Hoy en día hay más nacionalismos que nunca; Bretaña, País Vasco, Córcega, Cataluña, Padania y un largo etcétera son algunos de los lugares donde el nacionalismo vuelve a brotar con fuerza en Europa. Otro de los grandes dramas de nuestro tiempo ha consistido en equiparar nacionalismo y patriotismo. Si bien el patriotismo es un concepto antiguo que se asocia al legado republicano romano y que reverdeció laureles en pleno siglo de los philosophes franceses, los últimos romanos, después de la Segunda Guerra Mundial pensadores del llamado marxismo crítico o del liberalismo lo han intentado rehabilitar como una forma de cohesionar los estados democráticos, sometidos a una crisis de identidad como consecuencia de la globalización, sin necesidad de hacer uso del peligroso recurso retórico de exaltar la nación.
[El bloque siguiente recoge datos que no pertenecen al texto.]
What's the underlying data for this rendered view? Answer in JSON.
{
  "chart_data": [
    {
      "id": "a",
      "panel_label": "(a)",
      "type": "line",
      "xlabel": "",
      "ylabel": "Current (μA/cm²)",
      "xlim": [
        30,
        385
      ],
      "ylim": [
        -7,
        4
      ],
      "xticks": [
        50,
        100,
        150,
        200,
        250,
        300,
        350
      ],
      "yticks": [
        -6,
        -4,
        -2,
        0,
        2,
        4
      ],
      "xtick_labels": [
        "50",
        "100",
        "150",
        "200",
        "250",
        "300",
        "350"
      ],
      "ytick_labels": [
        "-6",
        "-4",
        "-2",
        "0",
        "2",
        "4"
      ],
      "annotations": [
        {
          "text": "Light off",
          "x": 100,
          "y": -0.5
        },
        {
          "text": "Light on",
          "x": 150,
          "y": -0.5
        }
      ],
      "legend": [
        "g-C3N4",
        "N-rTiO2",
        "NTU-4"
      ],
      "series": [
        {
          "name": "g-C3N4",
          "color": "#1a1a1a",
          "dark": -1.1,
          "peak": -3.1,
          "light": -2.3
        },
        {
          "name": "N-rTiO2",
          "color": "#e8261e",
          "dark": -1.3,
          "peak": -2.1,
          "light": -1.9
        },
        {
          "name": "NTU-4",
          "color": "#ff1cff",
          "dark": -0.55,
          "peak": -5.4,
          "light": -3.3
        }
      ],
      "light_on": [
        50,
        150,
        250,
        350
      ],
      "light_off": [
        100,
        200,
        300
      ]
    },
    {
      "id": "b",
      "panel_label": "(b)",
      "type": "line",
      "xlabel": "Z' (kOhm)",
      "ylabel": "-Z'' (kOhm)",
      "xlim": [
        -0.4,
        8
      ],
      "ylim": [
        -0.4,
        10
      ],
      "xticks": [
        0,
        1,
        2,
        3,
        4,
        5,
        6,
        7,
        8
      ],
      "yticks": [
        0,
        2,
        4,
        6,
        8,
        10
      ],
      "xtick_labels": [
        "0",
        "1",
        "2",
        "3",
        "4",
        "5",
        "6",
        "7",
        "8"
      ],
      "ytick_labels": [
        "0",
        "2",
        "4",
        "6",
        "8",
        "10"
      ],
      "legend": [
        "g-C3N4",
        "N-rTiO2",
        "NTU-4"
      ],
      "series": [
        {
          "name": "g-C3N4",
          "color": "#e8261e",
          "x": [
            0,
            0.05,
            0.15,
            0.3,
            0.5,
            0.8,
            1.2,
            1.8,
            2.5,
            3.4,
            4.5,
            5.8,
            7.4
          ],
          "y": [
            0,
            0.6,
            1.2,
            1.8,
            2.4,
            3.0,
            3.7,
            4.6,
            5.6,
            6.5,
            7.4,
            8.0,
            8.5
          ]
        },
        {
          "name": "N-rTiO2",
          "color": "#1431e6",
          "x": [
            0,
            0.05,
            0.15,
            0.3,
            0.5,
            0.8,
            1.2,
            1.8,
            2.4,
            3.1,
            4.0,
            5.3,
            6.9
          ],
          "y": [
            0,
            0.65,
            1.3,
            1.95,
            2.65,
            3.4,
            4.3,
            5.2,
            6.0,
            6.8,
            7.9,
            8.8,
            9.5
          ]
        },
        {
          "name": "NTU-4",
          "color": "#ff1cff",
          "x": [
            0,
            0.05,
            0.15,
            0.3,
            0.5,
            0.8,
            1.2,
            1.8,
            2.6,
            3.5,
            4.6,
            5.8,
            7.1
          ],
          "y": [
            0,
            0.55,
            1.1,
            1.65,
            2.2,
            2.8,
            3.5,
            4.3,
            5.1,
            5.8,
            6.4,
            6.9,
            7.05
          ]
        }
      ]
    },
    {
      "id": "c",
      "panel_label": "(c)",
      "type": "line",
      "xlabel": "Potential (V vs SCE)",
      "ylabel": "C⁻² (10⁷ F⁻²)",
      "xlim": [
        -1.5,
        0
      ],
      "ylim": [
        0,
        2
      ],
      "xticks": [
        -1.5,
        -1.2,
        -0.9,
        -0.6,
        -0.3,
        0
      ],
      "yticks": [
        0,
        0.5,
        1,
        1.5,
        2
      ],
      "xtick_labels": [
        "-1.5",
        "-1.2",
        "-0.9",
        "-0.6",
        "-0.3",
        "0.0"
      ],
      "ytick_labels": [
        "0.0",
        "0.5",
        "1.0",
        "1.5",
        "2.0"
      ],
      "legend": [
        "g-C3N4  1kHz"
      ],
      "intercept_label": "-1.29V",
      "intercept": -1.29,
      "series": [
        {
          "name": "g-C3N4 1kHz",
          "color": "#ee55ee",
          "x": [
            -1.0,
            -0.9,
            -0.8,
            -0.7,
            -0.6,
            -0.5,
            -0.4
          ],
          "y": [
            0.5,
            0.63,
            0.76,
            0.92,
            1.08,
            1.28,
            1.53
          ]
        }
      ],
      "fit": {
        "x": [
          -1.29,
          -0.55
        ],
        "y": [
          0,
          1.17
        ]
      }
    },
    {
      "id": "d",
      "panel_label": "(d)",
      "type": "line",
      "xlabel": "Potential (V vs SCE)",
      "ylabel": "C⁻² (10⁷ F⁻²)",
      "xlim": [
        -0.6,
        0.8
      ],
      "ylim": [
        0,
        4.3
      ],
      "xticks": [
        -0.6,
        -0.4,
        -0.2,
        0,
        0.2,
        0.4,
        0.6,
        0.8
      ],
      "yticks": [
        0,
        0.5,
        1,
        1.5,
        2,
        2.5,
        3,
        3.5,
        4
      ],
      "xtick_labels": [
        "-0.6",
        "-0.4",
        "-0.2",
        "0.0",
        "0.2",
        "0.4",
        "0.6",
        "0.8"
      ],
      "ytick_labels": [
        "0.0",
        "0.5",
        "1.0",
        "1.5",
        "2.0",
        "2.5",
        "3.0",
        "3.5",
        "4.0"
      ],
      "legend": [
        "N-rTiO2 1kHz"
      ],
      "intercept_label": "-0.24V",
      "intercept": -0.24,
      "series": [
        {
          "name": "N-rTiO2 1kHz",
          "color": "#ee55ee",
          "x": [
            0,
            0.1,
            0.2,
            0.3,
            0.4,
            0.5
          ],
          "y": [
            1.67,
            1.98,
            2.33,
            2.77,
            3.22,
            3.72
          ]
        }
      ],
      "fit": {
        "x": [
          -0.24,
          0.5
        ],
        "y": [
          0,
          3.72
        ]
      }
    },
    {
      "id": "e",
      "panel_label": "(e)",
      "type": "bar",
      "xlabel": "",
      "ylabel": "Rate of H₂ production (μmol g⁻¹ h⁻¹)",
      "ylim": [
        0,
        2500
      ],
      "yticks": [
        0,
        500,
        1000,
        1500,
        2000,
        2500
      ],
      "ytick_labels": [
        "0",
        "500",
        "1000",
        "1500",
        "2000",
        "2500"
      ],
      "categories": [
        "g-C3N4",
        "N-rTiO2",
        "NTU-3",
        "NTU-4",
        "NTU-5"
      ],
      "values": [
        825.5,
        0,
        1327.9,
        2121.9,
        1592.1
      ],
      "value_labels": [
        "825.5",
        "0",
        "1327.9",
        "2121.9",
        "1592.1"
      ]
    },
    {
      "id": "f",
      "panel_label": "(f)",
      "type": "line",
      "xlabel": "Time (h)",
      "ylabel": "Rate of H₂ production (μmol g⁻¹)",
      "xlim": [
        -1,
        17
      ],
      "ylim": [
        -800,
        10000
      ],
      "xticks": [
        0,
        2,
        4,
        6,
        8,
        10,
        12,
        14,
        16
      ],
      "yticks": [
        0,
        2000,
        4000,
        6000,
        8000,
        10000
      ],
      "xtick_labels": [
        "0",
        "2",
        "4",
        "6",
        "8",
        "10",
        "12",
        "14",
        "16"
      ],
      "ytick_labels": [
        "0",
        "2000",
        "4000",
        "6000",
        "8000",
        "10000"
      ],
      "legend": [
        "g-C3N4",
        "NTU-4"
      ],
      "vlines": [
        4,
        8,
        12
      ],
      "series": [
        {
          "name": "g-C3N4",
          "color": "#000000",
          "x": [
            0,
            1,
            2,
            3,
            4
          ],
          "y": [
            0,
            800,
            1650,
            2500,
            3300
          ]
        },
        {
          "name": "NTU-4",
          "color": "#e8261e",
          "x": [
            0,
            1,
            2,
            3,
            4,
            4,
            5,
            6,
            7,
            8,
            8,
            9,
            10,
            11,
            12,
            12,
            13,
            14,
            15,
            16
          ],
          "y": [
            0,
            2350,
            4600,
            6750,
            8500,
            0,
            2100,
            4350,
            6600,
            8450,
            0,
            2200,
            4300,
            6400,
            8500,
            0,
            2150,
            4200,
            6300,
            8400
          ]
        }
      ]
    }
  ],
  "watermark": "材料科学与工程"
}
El problema del llamado patriotismo constitucional es que al final se ha acabado convirtiendo en el último dique de contención del llamado consenso socialdemócrata, que defiende cosas tan poco cohesionadoras del Estado como el multiculturalismo acrítico o la disolución del Estado nación en favor de internacionales globalistas como la ideología de género.
Por eso cualquier movimiento político que reivindica la vigencia del Estado nación es catalogado peyorativamente de revisionismo nacionalista. Un ejemplo lo encontramos en la Alemania Merkeliana, donde la AfD, un movimiento conservador y de reivindicación del Estado nación es presentado por la prensa como la enésima manifestación del retorno de exaltación romántica del geist alemán, o el triunfo del trumpismo del “make america great again” como la traición del espíritu americano, que siempre se ha caracterizado por ser un país de acogida. El trumpismo más que una reivindicación del legado neocon o una vuelta al aislacionismo, es ante todo una reivindicación de la singularidad cultural y política americana frente a las presiones globalistas del consenso socialdemócrata, una tradición ajena a la cultura americana, que la inteligentsia de las dos costas de aquel país se empeña en trasplantar, pasando por encima del legado de los padres fundadores si ello es necesario.
Otro ejemplo lo vemos en el revival del nacionalismo catalán, presentado por buena parte de la prensa, pseudo progresista, como una lucha por modernizar y flexibilizar una idea arcaica, franquista y no plural de la historia de España. El nacionalismo catalán, dicen, representa el progreso. Nada más lejos de la realidad. El nacionalismo catalán, con su esperpéntico procés no deja de ser una teatralización de los miedos atávicos de la burguesía catalana, incapaz de trascender el rol victimista en la que vive anclada ad eternum, como les ocurre a los adinerados protagonistas de El Ańgel Exterminador del genial Luis Buñuel, presos también de una identidad artificialmente construída, que les mantiene retenidos en una habitación, donde no hay nadie más que ellos mismos y sus miedos.